Public record documents obtained from two US states reveal that Amazon has entered the surveillance market, where it's been silently advertising its facial recognition software to law enforcement agencies.
According to a 147-page report published today by the American Civil Liberties Union (ACLU), Amazon has been contacting states and advertising "Amazon Rekognition," a deep learning-based facial recognition system that can work against both image and video inputs.
The service launched in late 2016, but ACLU experts discovered its website in 2017. At the time, they noticed two US law enforcement agencies providing testimonials on the Amazon Rekognition website — the Orlando, Florida Police Department and the Washington County Sheriff’s Office in Oregon.
Using Freedom Of Information Act (FOIA) requests, ACLU investigators obtained communications between the two law enforcement agencies and Amazon.

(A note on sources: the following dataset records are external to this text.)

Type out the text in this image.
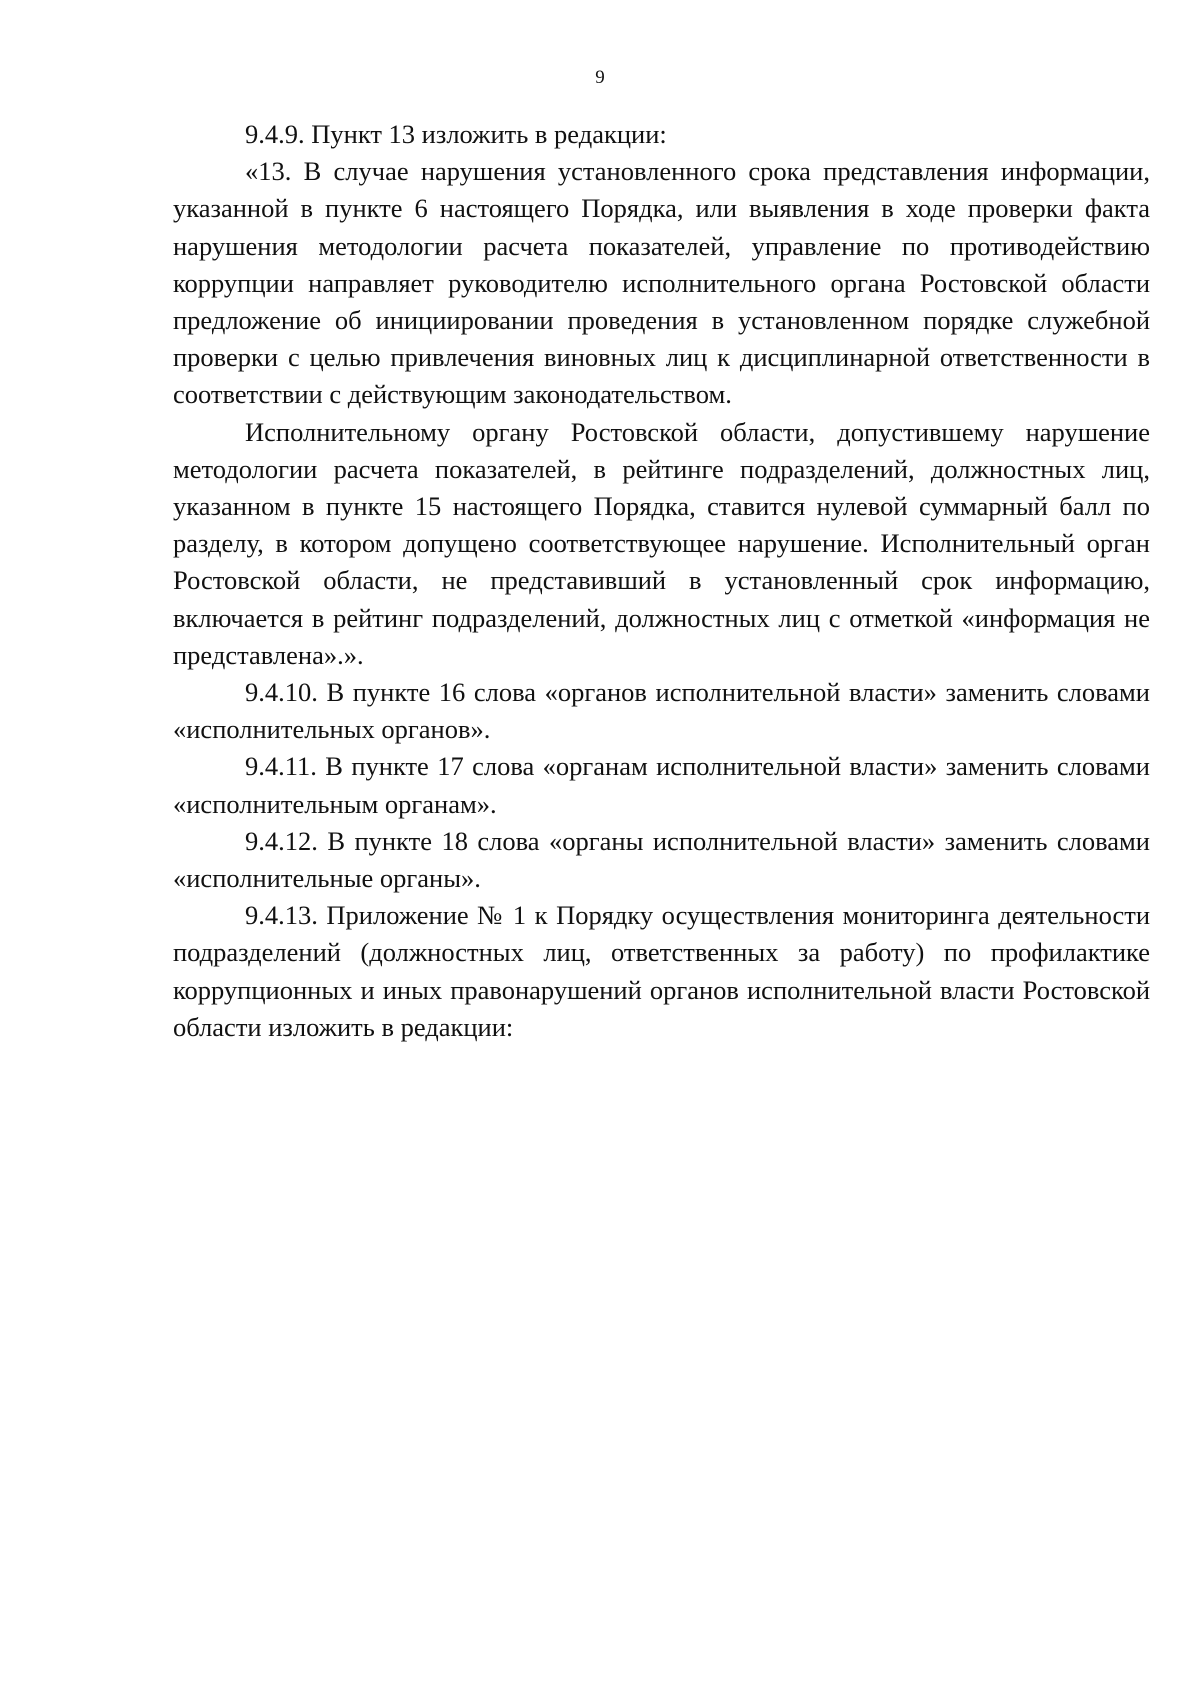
9

9.4.9. Пункт 13 изложить в редакции:

«13. В случае нарушения установленного срока представления информации, указанной в пункте 6 настоящего Порядка, или выявления в ходе проверки факта нарушения методологии расчета показателей, управление по противодействию коррупции направляет руководителю исполнительного органа Ростовской области предложение об инициировании проведения в установленном порядке служебной проверки с целью привлечения виновных лиц к дисциплинарной ответственности в соответствии с действующим законодательством.

Исполнительному органу Ростовской области, допустившему нарушение методологии расчета показателей, в рейтинге подразделений, должностных лиц, указанном в пункте 15 настоящего Порядка, ставится нулевой суммарный балл по разделу, в котором допущено соответствующее нарушение. Исполнительный орган Ростовской области, не представивший в установленный срок информацию, включается в рейтинг подразделений, должностных лиц с отметкой «информация не представлена».».

9.4.10. В пункте 16 слова «органов исполнительной власти» заменить словами «исполнительных органов».

9.4.11. В пункте 17 слова «органам исполнительной власти» заменить словами «исполнительным органам».

9.4.12. В пункте 18 слова «органы исполнительной власти» заменить словами «исполнительные органы».

9.4.13. Приложение № 1 к Порядку осуществления мониторинга деятельности подразделений (должностных лиц, ответственных за работу) по профилактике коррупционных и иных правонарушений органов исполнительной власти Ростовской области изложить в редакции:
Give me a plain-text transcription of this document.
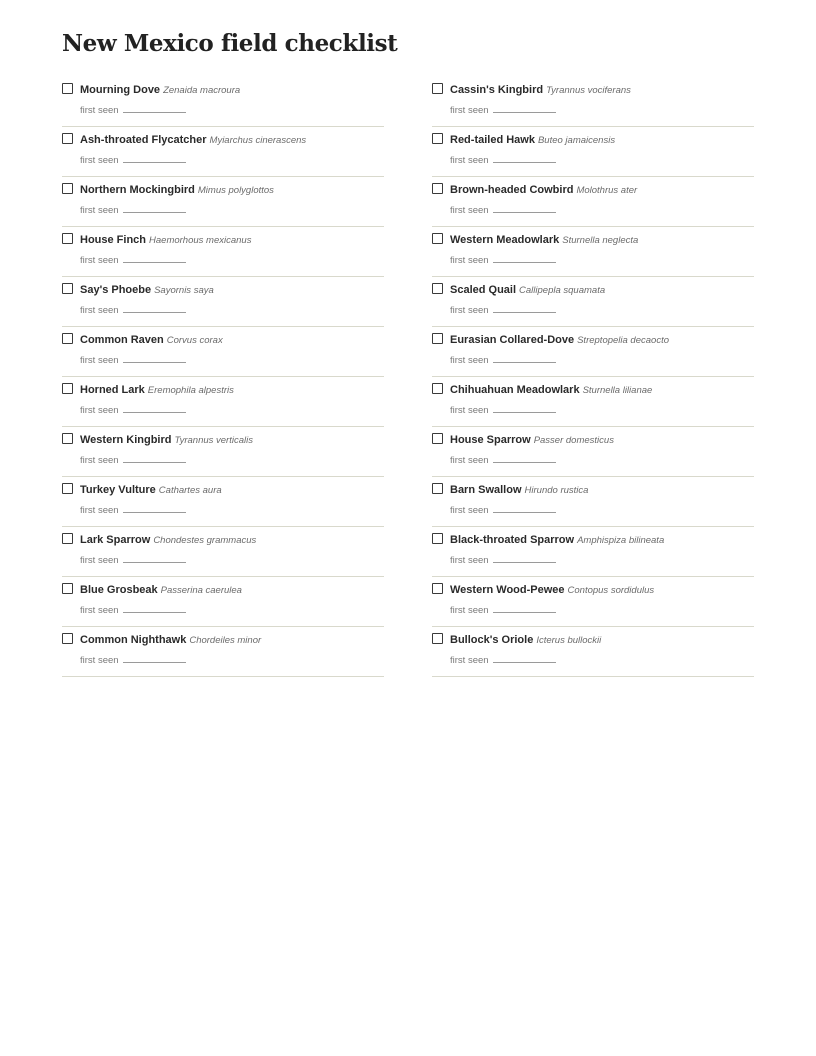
New Mexico field checklist
Mourning Dove Zenaida macroura
first seen
Ash-throated Flycatcher Myiarchus cinerascens
first seen
Northern Mockingbird Mimus polyglottos
first seen
House Finch Haemorhous mexicanus
first seen
Say's Phoebe Sayornis saya
first seen
Common Raven Corvus corax
first seen
Horned Lark Eremophila alpestris
first seen
Western Kingbird Tyrannus verticalis
first seen
Turkey Vulture Cathartes aura
first seen
Lark Sparrow Chondestes grammacus
first seen
Blue Grosbeak Passerina caerulea
first seen
Common Nighthawk Chordeiles minor
first seen
Cassin's Kingbird Tyrannus vociferans
first seen
Red-tailed Hawk Buteo jamaicensis
first seen
Brown-headed Cowbird Molothrus ater
first seen
Western Meadowlark Sturnella neglecta
first seen
Scaled Quail Callipepla squamata
first seen
Eurasian Collared-Dove Streptopelia decaocto
first seen
Chihuahuan Meadowlark Sturnella lilianae
first seen
House Sparrow Passer domesticus
first seen
Barn Swallow Hirundo rustica
first seen
Black-throated Sparrow Amphispiza bilineata
first seen
Western Wood-Pewee Contopus sordidulus
first seen
Bullock's Oriole Icterus bullockii
first seen
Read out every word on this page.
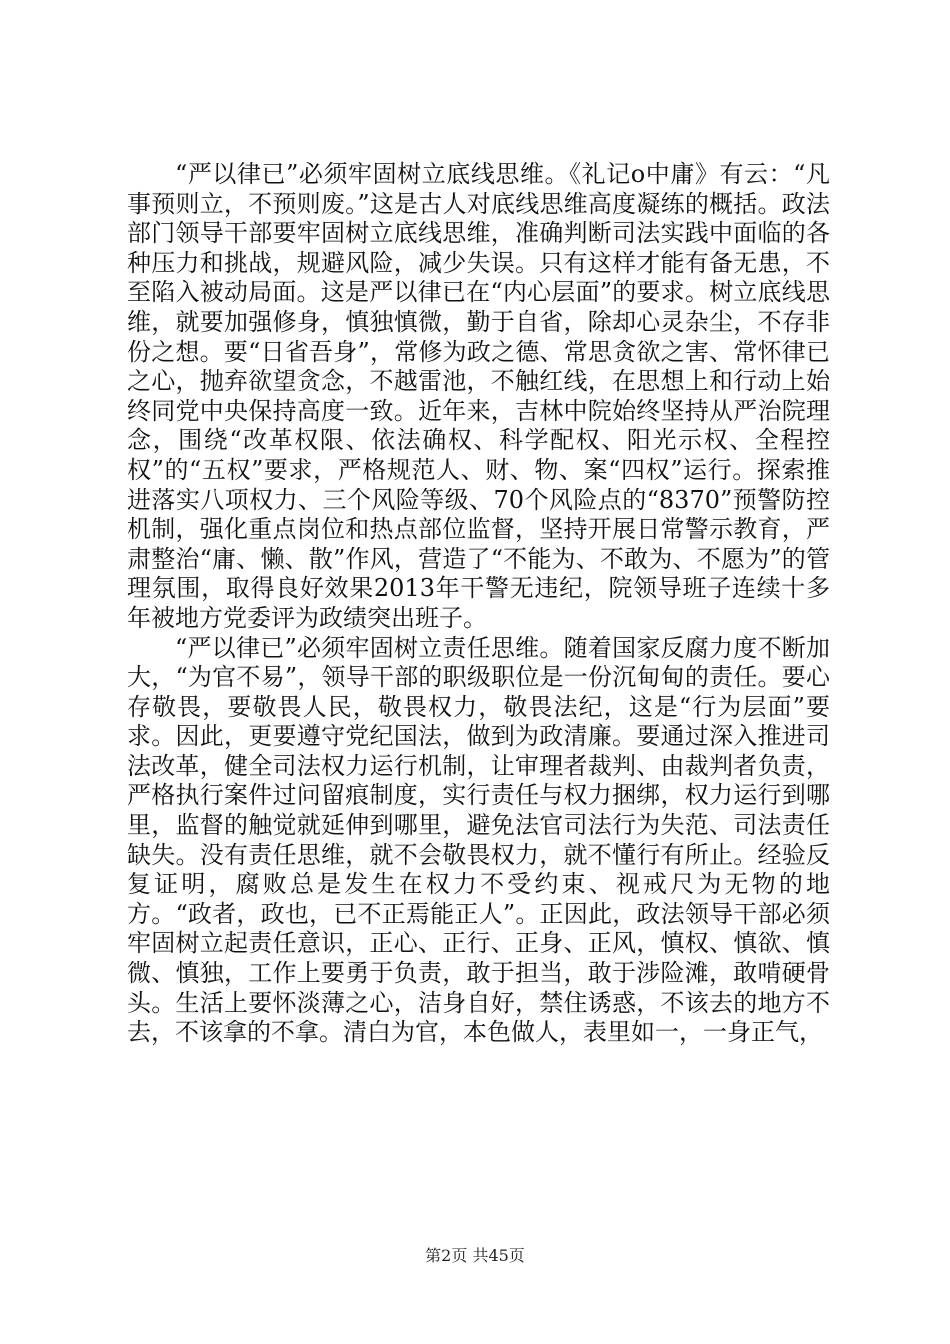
“严以律已”必须牢固树立底线思维。《礼记o中庸》有云：“凡事预则立，不预则废。”这是古人对底线思维高度凝练的概括。政法部门领导干部要牢固树立底线思维，准确判断司法实践中面临的各种压力和挑战，规避风险，减少失误。只有这样才能有备无患，不至陷入被动局面。这是严以律已在“内心层面”的要求。树立底线思维，就要加强修身，慎独慎微，勤于自省，除却心灵杂尘，不存非份之想。要“日省吾身”，常修为政之德、常思贪欲之害、常怀律已之心，抛弃欲望贪念，不越雷池，不触红线，在思想上和行动上始终同党中央保持高度一致。近年来，吉林中院始终坚持从严治院理念，围绕“改革权限、依法确权、科学配权、阳光示权、全程控权”的“五权”要求，严格规范人、财、物、案“四权”运行。探索推进落实八项权力、三个风险等级、70个风险点的“8370”预警防控机制，强化重点岗位和热点部位监督，坚持开展日常警示教育，严肃整治“庸、懒、散”作风，营造了“不能为、不敢为、不愿为”的管理氛围，取得良好效果2013年干警无违纪，院领导班子连续十多年被地方党委评为政绩突出班子。

“严以律已”必须牢固树立责任思维。随着国家反腐力度不断加大，“为官不易”，领导干部的职级职位是一份沉甸甸的责任。要心存敬畏，要敬畏人民，敬畏权力，敬畏法纪，这是“行为层面”要求。因此，更要遵守党纪国法，做到为政清廉。要通过深入推进司法改革，健全司法权力运行机制，让审理者裁判、由裁判者负责，严格执行案件过问留痕制度，实行责任与权力捆绑，权力运行到哪里，监督的触觉就延伸到哪里，避免法官司法行为失范、司法责任缺失。没有责任思维，就不会敬畏权力，就不懂行有所止。经验反复证明，腐败总是发生在权力不受约束、视戒尺为无物的地方。“政者，政也，已不正焉能正人”。正因此，政法领导干部必须牢固树立起责任意识，正心、正行、正身、正风，慎权、慎欲、慎微、慎独，工作上要勇于负责，敢于担当，敢于涉险滩，敢啃硬骨头。生活上要怀淡薄之心，洁身自好，禁住诱惑，不该去的地方不去，不该拿的不拿。清白为官，本色做人，表里如一，一身正气，

第2页 共45页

These documents and emails show that the tech giant is actively marketing its Rekognition technology as a government surveillance system, is offering free support, helps troubleshoot bugs, and provides various other services, all in the hopes of getting a foothold on the rising government surveillance market.
"Amazon's Rekognition raises profound civil liberties and civil rights concerns," the ACLU said today. The organization is worried about the concept of "secret surveillance," a term used to describe governments that monitor citizens at all times under the guise of looking for "persons of interest."
The ACLU raises concerns about future abuse of such systems, for other purposes than looking for suspected criminals, and worries that Amazon's name, brand and reputation may help spread such systems to more state agencies and countries across the world. Furthermore, this technology is quite cheap, with estimated costs for the two law enforcement agencies that have deployed it being placed at around a few tens of dollars per month.
ACLU experts said they've reached out to Amazon with their concerns, but the company reacted by removing mentions of law enforcement and body cams from the Rekognition website.
Older versions of the Amazon Rekognition website advertised the service as a tool that law enforcement agencies could use to identify persons of interest by feeding police body cam footage into the Rekognition API.
The current version of the Rekognition website advertises the service as a drop-in solution to process image and video data to find missing persons, text in images, famous persons (celebrities) in submitted content, and "unsafe" content in user-submitted images and videos.
Nonetheless, documents obtained by the ACLU show that Amazon continued to privately market Rekognition as a surveillance solution to law enforcement, with a primer on its facial recognition system.
The civil rights group is now sounding the alarm on Amazon efforts to market this technology, and together with 35 other civil rights organizations has signed and sent an open letter to Amazon CEO Jeff Bezos about its Rekognition service.
The letter asks Bezos to "stop powering a government surveillance infrastructure."
"People should be free to walk down the street without being watched by the government," the letter also reads. "Amazon Rekognition is primed for abuse in the hands of governments. This product poses a grave threat to communities, including people of color and immigrants, and to the trust and respect Amazon has worked to build. Amazon must act swiftly to stand up for civil rights and civil liberties, including those of its own customers, and take Rekognition off the table for governments."
The ACLU sent the open letter to Bezos knowing that the Amazon CEO was one of the first public figures to criticize Trump's Muslim ban last year. The organization hopes Bezos reconsiders selling Rekognition to governments.
The ACLU has also put up a petition that users can sign and ask Amazon to get out of the surveillance business.